5 phrases to not say to your partner if you want to stay together in 2017
January 01 2017
By Donna MacMullin
How to avoid squabbles with your significant other.
You know those squabbles you have with your partner that you never saw coming? Or that never needed to happen? Sometimes, we don’t realize how an offhand comment — or the way it’s delivered — can make the other person feel. We don’t mean to wound, but something comes out wrong, or too quickly. It’s easy to get caught in these communication pitfalls, but it’s just as easy to avoid them. Here are five common phrases that are more loaded than they seem:
‘What’s the big deal?’
We’ve all been there: We say or do something seemingly harmless and are blindsided by our partner’s reaction. Before we know it, saying, “What’s the big deal?” actually turns into a really big deal. The problem is there’s a bit of judgement going on, says Nicole McCance, a Toronto psychologist and relationship expert. “You’re insinuating your partner’s feelings aren’t right or justified, and that leaves a person feeling unsupported.” She says it can be helpful to name the emotions, by saying something like: “I’m confused about why you are angry. Can you help me to understand?” This keeps a dialogue happening without dismissing your partner’s feelings.
‘Let’s just drop it’
Moments of conflict are normal in relationships—no one will agree with you all of the time. If your instinct is to cut the conversation short before it escalates, McCance says a better way to communicate this sentiment might be to ask, “Can we let it go?” “The truth is successful couples are able to let some things go,” she says. Shutting a conversation down is not the answer if something is truly bothering you, but sometimes it’s OK to agree to disagree.

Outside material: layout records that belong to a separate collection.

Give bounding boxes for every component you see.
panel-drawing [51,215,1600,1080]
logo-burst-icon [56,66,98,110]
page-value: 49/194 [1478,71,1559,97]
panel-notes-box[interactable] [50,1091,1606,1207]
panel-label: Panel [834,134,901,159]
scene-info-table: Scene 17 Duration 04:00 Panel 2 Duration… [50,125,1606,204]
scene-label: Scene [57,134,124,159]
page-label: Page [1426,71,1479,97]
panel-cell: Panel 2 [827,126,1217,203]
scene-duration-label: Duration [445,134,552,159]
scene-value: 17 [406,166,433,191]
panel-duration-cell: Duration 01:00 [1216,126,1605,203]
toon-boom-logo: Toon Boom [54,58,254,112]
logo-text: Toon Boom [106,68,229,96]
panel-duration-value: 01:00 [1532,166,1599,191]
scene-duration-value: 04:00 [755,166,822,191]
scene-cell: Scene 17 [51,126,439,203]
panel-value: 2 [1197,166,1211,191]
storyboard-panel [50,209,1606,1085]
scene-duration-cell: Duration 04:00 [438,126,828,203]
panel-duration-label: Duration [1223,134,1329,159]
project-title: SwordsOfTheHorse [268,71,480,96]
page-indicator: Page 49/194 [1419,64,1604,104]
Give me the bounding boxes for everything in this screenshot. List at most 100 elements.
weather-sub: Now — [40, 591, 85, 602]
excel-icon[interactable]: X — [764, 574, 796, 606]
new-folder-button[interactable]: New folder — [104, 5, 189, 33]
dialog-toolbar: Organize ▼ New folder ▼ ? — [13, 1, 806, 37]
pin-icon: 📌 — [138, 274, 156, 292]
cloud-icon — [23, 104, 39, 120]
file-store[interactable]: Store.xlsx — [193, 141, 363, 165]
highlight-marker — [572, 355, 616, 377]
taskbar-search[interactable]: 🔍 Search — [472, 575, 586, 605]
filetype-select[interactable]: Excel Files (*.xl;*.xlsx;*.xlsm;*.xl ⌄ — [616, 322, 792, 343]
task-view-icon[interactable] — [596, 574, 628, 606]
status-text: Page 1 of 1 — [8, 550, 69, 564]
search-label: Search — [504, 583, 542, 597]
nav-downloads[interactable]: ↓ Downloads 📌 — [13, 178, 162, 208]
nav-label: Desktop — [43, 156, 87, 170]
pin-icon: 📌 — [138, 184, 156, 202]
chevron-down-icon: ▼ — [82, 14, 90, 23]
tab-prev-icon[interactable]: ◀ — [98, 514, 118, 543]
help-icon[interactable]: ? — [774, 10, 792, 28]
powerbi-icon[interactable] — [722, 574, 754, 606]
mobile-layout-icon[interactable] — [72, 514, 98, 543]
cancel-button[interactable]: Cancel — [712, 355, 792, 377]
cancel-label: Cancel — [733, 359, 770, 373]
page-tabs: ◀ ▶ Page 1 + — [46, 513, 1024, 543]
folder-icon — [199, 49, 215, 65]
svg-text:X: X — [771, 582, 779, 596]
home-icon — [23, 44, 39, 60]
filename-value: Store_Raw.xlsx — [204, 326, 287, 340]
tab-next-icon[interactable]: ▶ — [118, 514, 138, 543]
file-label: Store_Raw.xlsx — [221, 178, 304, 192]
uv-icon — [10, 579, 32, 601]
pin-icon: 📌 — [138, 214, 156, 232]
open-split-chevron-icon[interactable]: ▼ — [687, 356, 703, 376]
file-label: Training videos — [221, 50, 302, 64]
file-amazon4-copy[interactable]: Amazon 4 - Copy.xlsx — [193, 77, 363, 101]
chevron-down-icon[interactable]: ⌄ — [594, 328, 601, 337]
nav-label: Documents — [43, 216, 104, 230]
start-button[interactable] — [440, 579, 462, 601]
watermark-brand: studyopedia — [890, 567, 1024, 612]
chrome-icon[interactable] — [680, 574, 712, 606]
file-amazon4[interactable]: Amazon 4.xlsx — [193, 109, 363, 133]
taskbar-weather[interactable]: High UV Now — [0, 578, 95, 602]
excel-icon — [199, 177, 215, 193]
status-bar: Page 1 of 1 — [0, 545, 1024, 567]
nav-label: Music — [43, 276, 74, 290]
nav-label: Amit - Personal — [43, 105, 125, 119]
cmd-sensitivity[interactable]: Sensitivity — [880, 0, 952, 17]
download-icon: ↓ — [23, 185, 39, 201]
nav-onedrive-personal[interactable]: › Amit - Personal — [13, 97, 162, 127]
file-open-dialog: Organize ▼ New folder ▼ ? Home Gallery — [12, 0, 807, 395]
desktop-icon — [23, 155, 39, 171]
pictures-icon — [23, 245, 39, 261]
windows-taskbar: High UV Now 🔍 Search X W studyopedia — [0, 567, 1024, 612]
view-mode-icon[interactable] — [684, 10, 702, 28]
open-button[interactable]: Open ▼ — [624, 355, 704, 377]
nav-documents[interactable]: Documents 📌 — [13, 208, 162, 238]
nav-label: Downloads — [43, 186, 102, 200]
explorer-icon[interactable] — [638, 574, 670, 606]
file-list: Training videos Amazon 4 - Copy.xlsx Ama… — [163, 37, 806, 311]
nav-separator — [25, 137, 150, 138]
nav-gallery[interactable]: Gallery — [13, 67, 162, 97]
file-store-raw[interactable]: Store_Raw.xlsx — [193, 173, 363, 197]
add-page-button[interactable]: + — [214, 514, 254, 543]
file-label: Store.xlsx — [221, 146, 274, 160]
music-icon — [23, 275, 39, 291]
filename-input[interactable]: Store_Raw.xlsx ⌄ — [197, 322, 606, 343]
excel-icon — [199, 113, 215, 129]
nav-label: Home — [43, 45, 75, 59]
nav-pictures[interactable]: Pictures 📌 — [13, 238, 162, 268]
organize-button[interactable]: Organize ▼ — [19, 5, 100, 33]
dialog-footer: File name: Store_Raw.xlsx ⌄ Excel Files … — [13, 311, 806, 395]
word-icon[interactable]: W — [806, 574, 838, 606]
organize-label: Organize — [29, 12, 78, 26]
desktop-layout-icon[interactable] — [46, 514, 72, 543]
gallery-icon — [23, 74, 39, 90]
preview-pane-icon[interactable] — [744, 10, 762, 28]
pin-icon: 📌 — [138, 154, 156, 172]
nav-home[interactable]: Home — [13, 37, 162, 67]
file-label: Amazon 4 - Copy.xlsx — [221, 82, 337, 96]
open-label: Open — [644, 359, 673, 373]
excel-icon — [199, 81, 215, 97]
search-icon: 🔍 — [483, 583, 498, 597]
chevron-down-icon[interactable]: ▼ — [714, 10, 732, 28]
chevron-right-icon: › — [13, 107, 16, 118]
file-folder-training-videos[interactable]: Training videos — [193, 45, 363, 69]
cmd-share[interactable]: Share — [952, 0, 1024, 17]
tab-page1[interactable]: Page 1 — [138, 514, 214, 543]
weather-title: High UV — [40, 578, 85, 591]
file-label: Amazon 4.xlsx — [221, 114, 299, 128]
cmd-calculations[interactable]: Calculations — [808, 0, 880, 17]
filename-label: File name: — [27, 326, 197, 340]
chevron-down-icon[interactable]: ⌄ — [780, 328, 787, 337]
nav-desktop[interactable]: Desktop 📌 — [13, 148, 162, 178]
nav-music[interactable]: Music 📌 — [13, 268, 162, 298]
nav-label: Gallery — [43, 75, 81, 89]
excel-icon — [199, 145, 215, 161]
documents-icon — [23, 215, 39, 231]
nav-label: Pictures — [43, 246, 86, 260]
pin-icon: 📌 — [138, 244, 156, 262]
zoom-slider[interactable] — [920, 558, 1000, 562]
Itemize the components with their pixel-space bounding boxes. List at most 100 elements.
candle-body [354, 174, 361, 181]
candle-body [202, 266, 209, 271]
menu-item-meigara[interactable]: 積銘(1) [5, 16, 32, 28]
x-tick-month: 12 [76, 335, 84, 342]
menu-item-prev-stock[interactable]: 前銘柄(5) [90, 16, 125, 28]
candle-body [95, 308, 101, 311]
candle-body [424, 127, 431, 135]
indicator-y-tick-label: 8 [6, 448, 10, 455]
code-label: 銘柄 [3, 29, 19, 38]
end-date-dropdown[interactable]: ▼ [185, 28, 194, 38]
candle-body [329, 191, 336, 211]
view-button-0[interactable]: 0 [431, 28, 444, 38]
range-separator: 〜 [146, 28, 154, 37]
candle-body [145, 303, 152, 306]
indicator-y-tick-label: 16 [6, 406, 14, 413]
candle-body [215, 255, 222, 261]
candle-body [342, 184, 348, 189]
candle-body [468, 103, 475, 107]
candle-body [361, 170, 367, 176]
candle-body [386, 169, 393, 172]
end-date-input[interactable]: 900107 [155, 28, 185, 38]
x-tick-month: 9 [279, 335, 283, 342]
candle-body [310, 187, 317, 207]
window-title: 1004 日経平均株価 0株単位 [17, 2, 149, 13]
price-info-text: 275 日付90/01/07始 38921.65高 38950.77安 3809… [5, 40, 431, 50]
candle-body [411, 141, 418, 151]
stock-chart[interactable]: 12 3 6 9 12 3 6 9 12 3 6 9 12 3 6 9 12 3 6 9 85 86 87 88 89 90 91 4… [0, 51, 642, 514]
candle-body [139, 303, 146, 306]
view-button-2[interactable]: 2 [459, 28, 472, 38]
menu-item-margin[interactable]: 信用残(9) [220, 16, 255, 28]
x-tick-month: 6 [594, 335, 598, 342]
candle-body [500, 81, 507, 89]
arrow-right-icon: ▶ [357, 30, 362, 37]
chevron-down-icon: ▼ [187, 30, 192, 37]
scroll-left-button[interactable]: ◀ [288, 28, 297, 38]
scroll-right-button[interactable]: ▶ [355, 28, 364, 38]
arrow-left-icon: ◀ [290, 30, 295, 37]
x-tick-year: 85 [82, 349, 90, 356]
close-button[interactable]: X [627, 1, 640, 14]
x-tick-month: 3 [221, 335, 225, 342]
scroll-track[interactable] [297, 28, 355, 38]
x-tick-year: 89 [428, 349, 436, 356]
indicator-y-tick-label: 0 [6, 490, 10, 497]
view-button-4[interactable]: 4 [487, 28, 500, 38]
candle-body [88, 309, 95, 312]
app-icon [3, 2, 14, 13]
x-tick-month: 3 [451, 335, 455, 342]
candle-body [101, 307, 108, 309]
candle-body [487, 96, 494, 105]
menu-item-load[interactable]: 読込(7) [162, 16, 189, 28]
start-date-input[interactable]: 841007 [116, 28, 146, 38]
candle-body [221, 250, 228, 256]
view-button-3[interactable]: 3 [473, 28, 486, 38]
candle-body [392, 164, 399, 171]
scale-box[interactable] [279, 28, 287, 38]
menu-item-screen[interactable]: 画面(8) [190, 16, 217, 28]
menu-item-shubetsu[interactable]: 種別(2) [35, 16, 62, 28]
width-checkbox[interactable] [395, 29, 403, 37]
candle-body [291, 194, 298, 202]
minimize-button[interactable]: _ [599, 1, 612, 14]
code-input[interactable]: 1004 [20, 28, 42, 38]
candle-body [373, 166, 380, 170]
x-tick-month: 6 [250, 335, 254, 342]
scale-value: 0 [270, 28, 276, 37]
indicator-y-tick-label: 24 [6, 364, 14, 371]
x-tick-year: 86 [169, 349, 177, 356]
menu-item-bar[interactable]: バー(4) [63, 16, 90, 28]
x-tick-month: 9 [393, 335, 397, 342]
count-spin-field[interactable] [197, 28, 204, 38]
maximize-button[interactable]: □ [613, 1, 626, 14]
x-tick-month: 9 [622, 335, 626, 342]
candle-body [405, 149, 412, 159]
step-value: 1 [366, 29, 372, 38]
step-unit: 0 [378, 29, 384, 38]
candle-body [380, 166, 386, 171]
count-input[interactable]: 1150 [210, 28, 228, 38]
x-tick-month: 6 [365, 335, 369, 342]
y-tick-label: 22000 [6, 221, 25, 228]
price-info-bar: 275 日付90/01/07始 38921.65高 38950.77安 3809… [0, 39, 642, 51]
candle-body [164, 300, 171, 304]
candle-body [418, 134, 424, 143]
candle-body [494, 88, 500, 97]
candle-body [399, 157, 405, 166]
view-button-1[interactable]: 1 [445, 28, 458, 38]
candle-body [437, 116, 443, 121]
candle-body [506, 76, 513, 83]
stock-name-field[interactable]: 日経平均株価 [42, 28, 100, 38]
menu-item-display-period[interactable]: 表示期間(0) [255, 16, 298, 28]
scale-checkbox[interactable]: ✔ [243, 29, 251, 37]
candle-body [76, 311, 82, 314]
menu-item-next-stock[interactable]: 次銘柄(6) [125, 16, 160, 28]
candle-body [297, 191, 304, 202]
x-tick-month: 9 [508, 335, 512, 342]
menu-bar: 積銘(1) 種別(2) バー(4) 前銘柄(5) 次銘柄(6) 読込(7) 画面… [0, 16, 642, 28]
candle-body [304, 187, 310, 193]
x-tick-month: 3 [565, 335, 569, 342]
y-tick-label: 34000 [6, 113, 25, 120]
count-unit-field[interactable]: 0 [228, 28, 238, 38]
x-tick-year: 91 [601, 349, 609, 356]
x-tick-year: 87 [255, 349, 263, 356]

‘Did you need to buy that?’
Money can be a stressful topic, but it’s important to think about the way you question your partner’s spending habits. “I always encourage couples to share their feelings more specifically, so instead [of questioning a purchase] say something like, ‘It makes me nervous when I look at our bank account,’” says McCance. If you state what you’re feeling, your partner is likely to be less defensive, “because the truth is, it’s actually your problem — you feel anxious about spending, not your partner,” and you need to help them to understand why.
‘You always do X’ or ‘You never do Y’
We all have idiosyncrasies and annoying habits. The trouble starts when these lead to resentment and nagging. “It’s hard not to say ‘never’ but it’s better to remove the absolute words,” says McCance. There’s a difference between taking issue with the behaviour, as opposed to the person. “The key for change is to point out the impact the particular behaviour has on you,” she says, adding that it’s also helpful, if you’re on the receiving end of a comment like this, to say something like “that makes me feel incompetent” to give your partner the chance to understand the impact their statement has.
‘Do what you want’
“Go for it”, “fill yer boots”, “knock yourself out…” There are many ways to express support, but if the tone is passive aggressive rather than encouraging, it can spell trouble. “This can be quite hurtful, because you’re essentially withdrawing from your partner,” McCance says. If there’s a sense of complacency and that you don’t care anymore, your partner will feel alone. “It would be better to say something like ‘I can’t get through to you right now, let’s talk later.’”
If all of this leaves you feeling like you say it best when you say nothing at all, beware: silence is a common danger zone too. “You know when your partner’s silence is a form of punishment,” says McCance. “A lot of people need to learn how to apologize or reach out to their partner. Sometimes you don’t have to say anything, but initiate some sort of physical affection, like a back rub, and that way your partner is more likely to engage.”